L’objectif est de permettre une injection d’une masse monétaire qui doit par effet d’entrainement renforcer le pouvoir d’achat des ménages. Cela ne va pas sans risque à cause de la fragilité des pays membres.
La décision a été prise à l’issue de la réunion du Comité de Politique Monétaire de la BEAC, le 24 mars 2025, à Yaoundé au Cameroun. Elle réduit le taux directeur qui était de 5% à 4,5%. C’est pour la première fois en deux ans que l’institution monétaire a pris une telle décision. Les autres réunions, entre temps ont été marquées par la tendance à la hausse, à cause l’inflation persistante surtout par rapport aux produits de première nécessité. Justement, la BEAC considère que le taux d’inflation a baissé à 2,9%, bien en deçà des 3% comme seuil maximal dans la sous-région. « La pression inflationniste dans la zone CEMAC suit une tendance baissière, et nous anticipons une diminution encore plus marquée cette année », a déclaré Yvon Sana Bangui, gouverneur de la BEAC, soulignant également la bonne tenue des réserves de change.
Cette réduction doit entrainer à son tour la réduction du taux d’intérêt des banques commerciales.
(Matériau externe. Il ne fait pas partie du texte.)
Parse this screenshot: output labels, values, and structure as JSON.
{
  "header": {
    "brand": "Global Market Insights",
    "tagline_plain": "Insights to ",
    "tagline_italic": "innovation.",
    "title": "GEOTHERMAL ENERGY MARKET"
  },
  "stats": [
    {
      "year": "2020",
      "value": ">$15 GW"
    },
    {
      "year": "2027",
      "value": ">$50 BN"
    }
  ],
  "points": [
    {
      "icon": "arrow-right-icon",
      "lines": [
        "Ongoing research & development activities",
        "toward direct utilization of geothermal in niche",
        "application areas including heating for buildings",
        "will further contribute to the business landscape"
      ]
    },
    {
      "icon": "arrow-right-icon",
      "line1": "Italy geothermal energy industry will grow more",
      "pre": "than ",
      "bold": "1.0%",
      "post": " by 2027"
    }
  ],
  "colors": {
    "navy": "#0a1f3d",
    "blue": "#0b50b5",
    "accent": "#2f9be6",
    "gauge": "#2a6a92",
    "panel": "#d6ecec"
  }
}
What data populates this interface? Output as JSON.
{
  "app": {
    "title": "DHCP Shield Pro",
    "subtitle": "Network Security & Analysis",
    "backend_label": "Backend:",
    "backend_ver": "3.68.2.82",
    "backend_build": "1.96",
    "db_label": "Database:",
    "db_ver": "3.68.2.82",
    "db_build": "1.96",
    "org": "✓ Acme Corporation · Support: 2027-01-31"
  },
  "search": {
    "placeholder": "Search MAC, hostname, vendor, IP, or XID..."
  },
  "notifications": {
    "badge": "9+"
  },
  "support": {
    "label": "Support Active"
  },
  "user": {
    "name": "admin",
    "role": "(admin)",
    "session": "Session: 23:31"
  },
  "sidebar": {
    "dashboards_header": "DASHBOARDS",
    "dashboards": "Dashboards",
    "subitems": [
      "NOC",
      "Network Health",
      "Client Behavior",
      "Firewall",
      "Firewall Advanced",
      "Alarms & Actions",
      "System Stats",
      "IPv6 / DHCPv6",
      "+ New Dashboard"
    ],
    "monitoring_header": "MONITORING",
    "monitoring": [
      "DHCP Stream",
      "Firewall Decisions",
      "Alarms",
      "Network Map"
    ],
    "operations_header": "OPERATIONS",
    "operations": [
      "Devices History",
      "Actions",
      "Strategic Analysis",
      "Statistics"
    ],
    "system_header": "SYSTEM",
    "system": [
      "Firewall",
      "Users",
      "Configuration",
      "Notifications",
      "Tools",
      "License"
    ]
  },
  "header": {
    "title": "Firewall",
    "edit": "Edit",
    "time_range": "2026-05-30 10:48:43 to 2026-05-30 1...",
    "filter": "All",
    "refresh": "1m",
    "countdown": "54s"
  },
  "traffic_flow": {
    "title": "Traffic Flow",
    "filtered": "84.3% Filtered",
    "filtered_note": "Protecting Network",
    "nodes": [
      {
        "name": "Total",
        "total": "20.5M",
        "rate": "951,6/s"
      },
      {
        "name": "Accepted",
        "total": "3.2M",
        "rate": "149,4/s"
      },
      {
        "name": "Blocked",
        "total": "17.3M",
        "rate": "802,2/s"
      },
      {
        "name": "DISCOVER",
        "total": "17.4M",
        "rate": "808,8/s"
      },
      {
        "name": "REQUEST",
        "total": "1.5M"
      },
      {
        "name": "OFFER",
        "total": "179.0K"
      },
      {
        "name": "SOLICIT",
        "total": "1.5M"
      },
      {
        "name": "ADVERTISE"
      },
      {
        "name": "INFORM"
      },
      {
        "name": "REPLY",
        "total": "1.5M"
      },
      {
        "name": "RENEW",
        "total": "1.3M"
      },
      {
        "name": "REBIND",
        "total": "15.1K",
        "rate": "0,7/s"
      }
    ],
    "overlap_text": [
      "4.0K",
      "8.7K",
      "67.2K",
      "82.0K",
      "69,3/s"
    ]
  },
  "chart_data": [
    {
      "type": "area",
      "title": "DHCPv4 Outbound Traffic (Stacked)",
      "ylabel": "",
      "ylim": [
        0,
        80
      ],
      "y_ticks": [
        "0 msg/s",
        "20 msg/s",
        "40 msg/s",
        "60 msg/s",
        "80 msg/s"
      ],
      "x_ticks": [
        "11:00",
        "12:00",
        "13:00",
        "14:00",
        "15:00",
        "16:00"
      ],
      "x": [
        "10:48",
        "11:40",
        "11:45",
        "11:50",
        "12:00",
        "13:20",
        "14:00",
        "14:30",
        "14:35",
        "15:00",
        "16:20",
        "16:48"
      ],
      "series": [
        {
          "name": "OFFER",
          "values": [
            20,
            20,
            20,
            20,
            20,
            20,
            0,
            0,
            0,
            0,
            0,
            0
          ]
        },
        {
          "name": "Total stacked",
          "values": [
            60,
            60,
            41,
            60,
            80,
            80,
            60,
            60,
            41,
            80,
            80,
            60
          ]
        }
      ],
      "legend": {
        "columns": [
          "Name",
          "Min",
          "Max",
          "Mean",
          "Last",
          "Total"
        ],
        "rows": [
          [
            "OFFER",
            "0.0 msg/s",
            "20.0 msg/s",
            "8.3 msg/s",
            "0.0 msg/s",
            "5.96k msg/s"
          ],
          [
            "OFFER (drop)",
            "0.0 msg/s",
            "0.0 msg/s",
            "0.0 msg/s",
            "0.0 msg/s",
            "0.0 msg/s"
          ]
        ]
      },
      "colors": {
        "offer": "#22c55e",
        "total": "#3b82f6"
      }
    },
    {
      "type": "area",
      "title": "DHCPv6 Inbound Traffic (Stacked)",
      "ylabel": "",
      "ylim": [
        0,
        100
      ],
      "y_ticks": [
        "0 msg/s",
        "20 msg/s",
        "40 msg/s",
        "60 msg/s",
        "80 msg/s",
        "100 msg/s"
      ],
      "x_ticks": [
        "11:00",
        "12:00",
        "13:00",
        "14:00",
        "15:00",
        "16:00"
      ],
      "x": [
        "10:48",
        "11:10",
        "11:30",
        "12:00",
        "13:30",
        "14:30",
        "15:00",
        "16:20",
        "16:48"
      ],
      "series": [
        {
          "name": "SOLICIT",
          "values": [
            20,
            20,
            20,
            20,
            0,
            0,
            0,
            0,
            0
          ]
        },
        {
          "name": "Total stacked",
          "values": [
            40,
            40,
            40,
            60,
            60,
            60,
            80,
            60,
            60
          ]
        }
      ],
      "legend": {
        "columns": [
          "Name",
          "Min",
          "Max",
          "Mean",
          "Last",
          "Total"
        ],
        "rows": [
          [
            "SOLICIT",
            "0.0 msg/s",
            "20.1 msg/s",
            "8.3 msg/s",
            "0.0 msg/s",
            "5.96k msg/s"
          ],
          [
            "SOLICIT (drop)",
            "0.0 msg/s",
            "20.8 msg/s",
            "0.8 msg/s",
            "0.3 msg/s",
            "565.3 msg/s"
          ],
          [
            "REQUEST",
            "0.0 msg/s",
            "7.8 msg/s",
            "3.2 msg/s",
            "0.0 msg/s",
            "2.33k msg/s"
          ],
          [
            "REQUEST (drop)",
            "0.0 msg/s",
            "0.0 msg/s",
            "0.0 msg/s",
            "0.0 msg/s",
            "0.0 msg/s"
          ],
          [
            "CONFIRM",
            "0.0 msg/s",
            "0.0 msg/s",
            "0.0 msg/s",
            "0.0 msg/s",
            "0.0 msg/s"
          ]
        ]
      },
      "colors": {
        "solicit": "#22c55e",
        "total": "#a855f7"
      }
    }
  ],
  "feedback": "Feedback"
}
Habituellement, un taux bancaire réduit doit inciter les ménages à contracter bien plus les prêts d’investissement ou de consommation. En créant un cercle vertueux, la baisse du taux directeur de la BEAC est un levier d’amélioration de la croissance. Mais la circulation massive de la monnaie et de l’augmentation de la consommation peut amener les acteurs de l’offre à créer la surenchère. Dans ce cas, l’effet inattendu sera la poussée inflationniste. Au Tchad où le mécanisme de contrôle de prix est toujours défaillant, la tendance inflationniste est plausible.
Mais le Gouverneur de la BEAC, tout en reconnaissant un risque d’inflation pointe une autre cause : « La solution réside dans la mise en œuvre des stratégies d’import-substitution de nos États », a-t-il précisé. Les économies de l’Afrique Centrale sont peu diversifiées avec une importation accrue de produits alimentaires et manufacturiers. Puisque la peur de l’inflation n’est pas monétaire, Yvon Sana Bangui exhorte les Etats de la CEMAC à augmenter leur production locale pour réduire leur dépendance de l’extérieur. Les perspectives dans ce cas semblent optimistes. La croissance devrait s’accélérer pour atteindre 2,9 % en 2025, contre 2,6 % en 2024, portée par le dynamisme des secteurs non pétroliers, selon la BEAC.
L’effet de la réduction du taux directeur de la BEAC est donc attendue dans les jours à venir.